For armv7 ISA (and variants)
The NEON is a SIMD and parallel data processing unit for integer and floating point data and the VFP is a fully IEEE-754 compatible floating point unit. In particular on the A8, the NEON unit is much faster for just about everything, even if you don't have highly parallel data, since the VFP is non-pipelined.
So why would you ever use the VFP?!
The most major difference is that the VFP provides double precision floating point.
Secondly, there are some specialized instructions that that VFP offers that there are no equivalent implementations for in the NEON unit. SQRT comes to mind, perhaps some type conversions.
But the most important difference not mentioned in Cosmin's answer is that the NEON floating point pipeline is not entirely IEEE-754 compliant.

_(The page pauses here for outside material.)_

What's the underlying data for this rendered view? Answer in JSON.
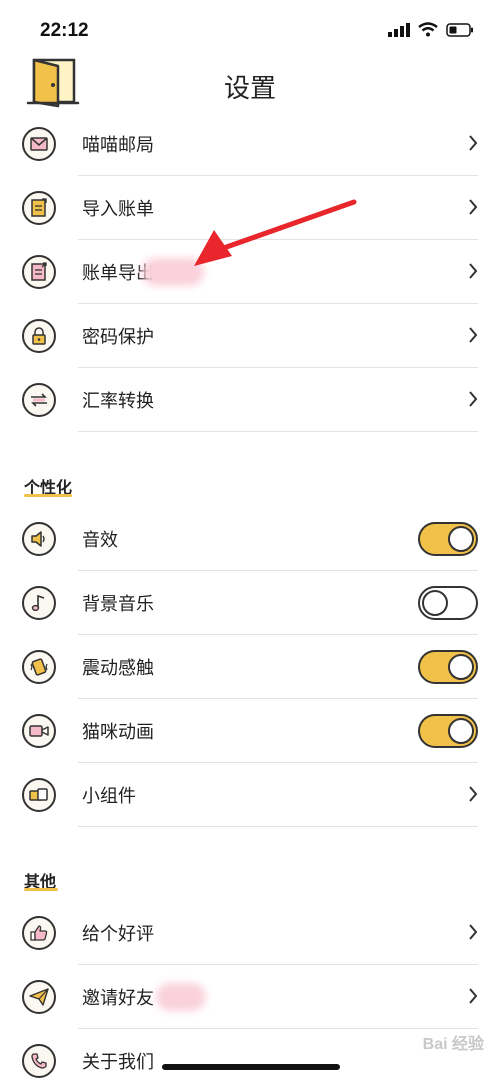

The best description of the differences are in the FPSCR Register Description.
Because it is not IEEE-754 compliant, a compiler cannot generate these instructions unless you tell the compiler that you are not interested in full compliance. This can be done in several ways.
- Using an intrinsic function to force NEON usage, for example see the GCC Neon Intrinsic Function List.

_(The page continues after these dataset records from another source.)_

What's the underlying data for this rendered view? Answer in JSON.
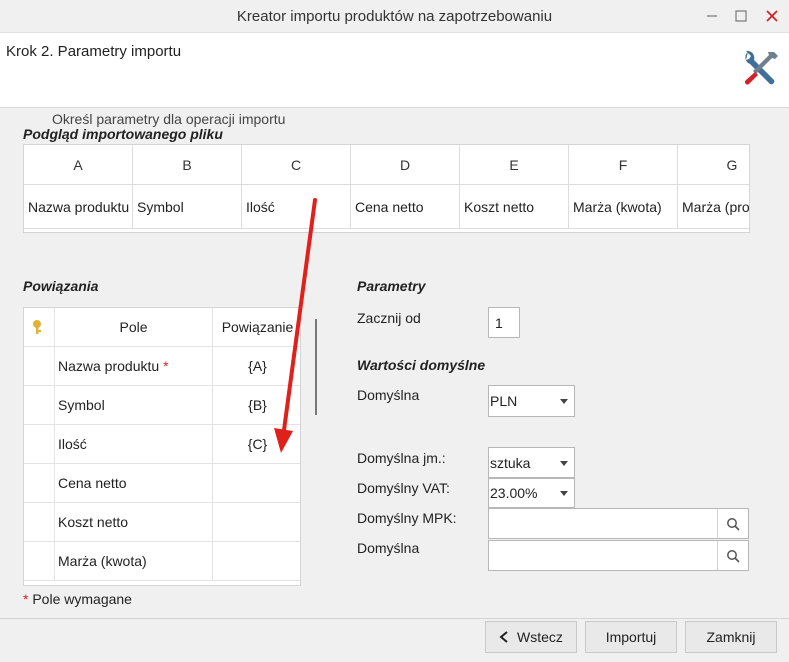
{
  "window": {
    "title": "Kreator importu produktów na zapotrzebowaniu"
  },
  "header": {
    "step": "Krok 2. Parametry importu"
  },
  "subtitle": "Określ parametry dla operacji importu",
  "preview": {
    "title": "Podgląd importowanego pliku",
    "columns": [
      "A",
      "B",
      "C",
      "D",
      "E",
      "F",
      "G"
    ],
    "row": [
      "Nazwa produktu",
      "Symbol",
      "Ilość",
      "Cena netto",
      "Koszt netto",
      "Marża (kwota)",
      "Marża (pro"
    ]
  },
  "links": {
    "title": "Powiązania",
    "headers": {
      "field": "Pole",
      "link": "Powiązanie"
    },
    "rows": [
      {
        "field": "Nazwa produktu",
        "required": "*",
        "link": "{A}"
      },
      {
        "field": "Symbol",
        "link": "{B}"
      },
      {
        "field": "Ilość",
        "link": "{C}"
      },
      {
        "field": "Cena netto",
        "link": ""
      },
      {
        "field": "Koszt netto",
        "link": ""
      },
      {
        "field": "Marża (kwota)",
        "link": ""
      }
    ]
  },
  "required_note": {
    "star": "*",
    "text": "Pole wymagane"
  },
  "params": {
    "title": "Parametry",
    "start_label": "Zacznij od",
    "start_value": "1",
    "defaults_title": "Wartości domyślne",
    "currency_label": "Domyślna",
    "currency_value": "PLN",
    "unit_label": "Domyślna jm.:",
    "unit_value": "sztuka",
    "vat_label": "Domyślny VAT:",
    "vat_value": "23.00%",
    "mpk_label": "Domyślny MPK:",
    "mpk_value": "",
    "last_label": "Domyślna",
    "last_value": ""
  },
  "buttons": {
    "back": "Wstecz",
    "import": "Importuj",
    "close": "Zamknij"
  },
  "colors": {
    "accent_red": "#d0242a",
    "tools_blue": "#3f6f9a"
  }
}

- Ask the compiler, very nicely. Even newer GCC versions with
-mfpu=neon
will not generate floating point NEON instructions unless you also specify -funsafe-math-optimizations
.
For armv8+ ISA (and variants) [Update]
NEON is now fully IEE-754 compliant, and from a programmer (and compiler's) point of view, there is actually not too much difference. Double precision has been vectorized. From a micro-architecture point of view I kind of doubt they are even different hardware units. ARM does document scalar and vector instructions separately but both are part of "Advanced SIMD."